第1章 第7章 第30話

 鋭児の部屋に招かれた千霧は、少しキョロキョロと彼の部屋の様子を伺う。

 彼女自身が鋭児の部屋に踏み入れたのはこの時が初めてになる。

 鋭児の部屋に案内した美箏の気持ちは少し複雑であるが、千霧のその様子は、部屋を見回すため視線ではなく、明らかに何かの目的を持っての動作である事に気が付く美箏だった。

 そして、千霧はその部屋に一つの洋服ダンスを見つけるのだ。

 タンスは閉じられており、中は窺えないが大凡それなのだろうと千霧は目星を付けると、それをおもむろに開くのである。

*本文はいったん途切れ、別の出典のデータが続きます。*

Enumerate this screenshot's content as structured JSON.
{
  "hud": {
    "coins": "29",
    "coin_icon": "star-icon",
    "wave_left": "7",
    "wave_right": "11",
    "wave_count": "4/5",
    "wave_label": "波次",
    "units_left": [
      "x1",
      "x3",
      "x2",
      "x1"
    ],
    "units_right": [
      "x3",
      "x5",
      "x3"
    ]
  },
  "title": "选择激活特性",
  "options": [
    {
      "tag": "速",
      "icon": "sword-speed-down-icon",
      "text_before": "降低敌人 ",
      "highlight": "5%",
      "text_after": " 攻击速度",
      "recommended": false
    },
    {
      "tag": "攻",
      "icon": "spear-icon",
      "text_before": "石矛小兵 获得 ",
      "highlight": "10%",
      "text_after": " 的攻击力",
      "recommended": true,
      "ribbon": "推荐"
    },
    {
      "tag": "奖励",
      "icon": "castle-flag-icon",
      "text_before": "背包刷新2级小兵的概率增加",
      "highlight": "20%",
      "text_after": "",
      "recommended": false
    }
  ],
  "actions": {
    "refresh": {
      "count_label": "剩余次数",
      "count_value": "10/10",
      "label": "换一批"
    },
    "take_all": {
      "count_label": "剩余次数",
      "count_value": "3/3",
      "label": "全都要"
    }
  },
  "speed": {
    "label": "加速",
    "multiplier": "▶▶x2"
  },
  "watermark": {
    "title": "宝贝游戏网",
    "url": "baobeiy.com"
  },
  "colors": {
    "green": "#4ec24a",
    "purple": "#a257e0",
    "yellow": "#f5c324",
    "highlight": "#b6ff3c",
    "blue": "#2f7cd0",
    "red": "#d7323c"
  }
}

 扉は開いた扉が、折りたたまれ横にスライドするようにして開かれるタイプだ。

 すると、タンスの上部の棚には、鋭児の帽子が幾つも並べられている。いくつか重ねられてはいるが、形が崩れないように丁寧に置かれている。

 「あ……」

 この時美箏は、千霧が何を探していたのかを知る事になる。そしてなるほどと思う。

 鋭児の帽子は、何となく皆持って帰っている。知る限りは焔と吹雪だが、それ以外に一つ無くなっているものがあった。

 千霧の行動からして、それは千霧ではないのだろうと言うことも理解出来る。

 なくなったと思われる帽子は、蛇草が持っているのだが、恐らく鋭児が現時点で、形にして何かを分けられるモノと言えば、その帽子だけだ。

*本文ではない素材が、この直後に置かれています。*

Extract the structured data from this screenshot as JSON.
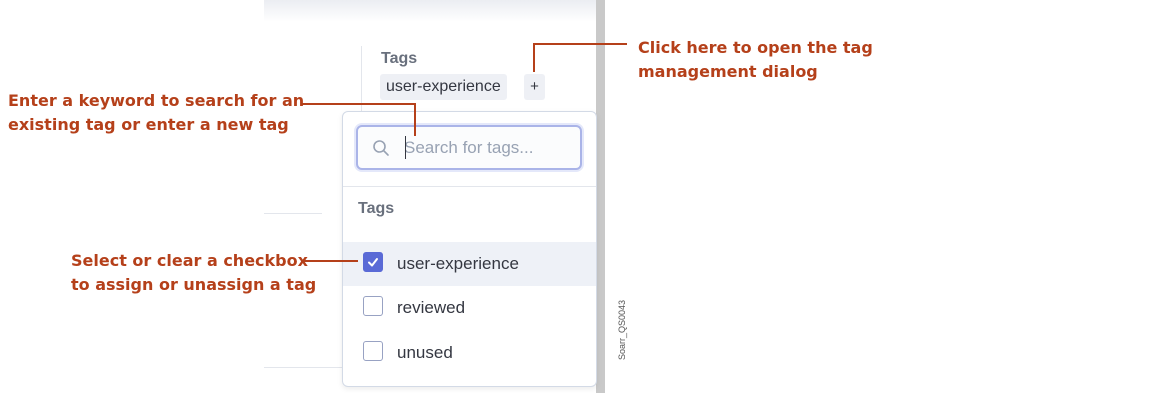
{
  "panel": {
    "tags_heading": "Tags",
    "assigned_tags": [
      "user-experience"
    ],
    "add_tag_label": "+"
  },
  "dropdown": {
    "search_placeholder": "Search for tags...",
    "group_label": "Tags",
    "options": [
      {
        "label": "user-experience",
        "checked": true
      },
      {
        "label": "reviewed",
        "checked": false
      },
      {
        "label": "unused",
        "checked": false
      }
    ]
  },
  "annotations": {
    "open_dialog": "Click here to open the tag\nmanagement dialog",
    "search": "Enter a keyword to search for an\nexisting tag or enter a new tag",
    "checkbox": "Select or clear a checkbox\nto assign or unassign a tag"
  },
  "screenshot_id": "Soarr_QS0043",
  "colors": {
    "annotation": "#b5401a",
    "checkbox_checked": "#5a6ad6",
    "focus_ring": "#aab4e8"
  },
  "icons": [
    "search-icon",
    "checkmark-icon",
    "plus-icon"
  ]
}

 他人には大したことはないが、その帽子の大半は彼の祖母が彼に買い与えたものだ。

 理由は鋭児の額にある酷い傷がその所以なのだが、それと同時にその帽子は祖母との思い出の品でもあるのだ。

 鋭児がそれを丁寧に扱っているのは、当に感謝の意以外なにものでもない。

 彼がいなくなったこの部屋で、帽子を管理してくれているのは美箏で有り、美箏はその帽子の所以も確りと知っている。

 そういえば、アリスは鋭児の帽子を持っていく事は無かったと、美箏は思うのだった。

 「焔さんも吹雪さんも、持ってらっしゃるとのことですので、是非にとお願いしたのです」

 千霧は水色の野球帽を手に取り、胸の前で大切そうに抱くのだった。実際鋭児の帽子の大半はこの類いである。

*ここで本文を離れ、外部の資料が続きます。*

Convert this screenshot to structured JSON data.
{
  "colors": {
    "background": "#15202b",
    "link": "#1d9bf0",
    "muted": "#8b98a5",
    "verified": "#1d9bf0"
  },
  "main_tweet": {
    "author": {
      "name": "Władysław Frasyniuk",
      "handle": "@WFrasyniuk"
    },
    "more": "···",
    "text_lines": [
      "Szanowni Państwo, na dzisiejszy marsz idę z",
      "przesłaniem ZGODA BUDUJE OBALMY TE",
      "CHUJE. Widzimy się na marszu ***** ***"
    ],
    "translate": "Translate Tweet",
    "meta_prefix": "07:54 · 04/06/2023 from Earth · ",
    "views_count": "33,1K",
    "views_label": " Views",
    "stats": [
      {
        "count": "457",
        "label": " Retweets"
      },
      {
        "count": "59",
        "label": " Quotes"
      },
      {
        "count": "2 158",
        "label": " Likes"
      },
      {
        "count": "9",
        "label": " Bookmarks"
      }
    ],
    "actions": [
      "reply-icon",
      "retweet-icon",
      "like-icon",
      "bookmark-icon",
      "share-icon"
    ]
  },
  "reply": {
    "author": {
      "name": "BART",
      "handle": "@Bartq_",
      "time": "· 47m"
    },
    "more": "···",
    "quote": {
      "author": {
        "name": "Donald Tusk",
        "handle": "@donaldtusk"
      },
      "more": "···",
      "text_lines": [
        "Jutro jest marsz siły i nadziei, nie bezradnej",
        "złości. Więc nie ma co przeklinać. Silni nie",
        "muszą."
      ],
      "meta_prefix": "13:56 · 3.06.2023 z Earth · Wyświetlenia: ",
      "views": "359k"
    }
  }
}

 そうなると、美箏もタンスの前にやってきて、少しダメージの入ったコットン素材のものを選ぶ。一見してダメージジーンズのような色合いが、他の帽子と少し印象が異なる。

 それは、他の帽子の間に挟まれており、少し見分けにくいものであったのだが、整理している美箏だからこそ、知っていた一品でもあった。

 「そういうのもあるんですね」

 千霧はそう言うに止まった。美箏の行動の所以を何となく理解していたからで、それが際立つから、それがほしいなどとは言わなかった。そしてそんなつもりもない。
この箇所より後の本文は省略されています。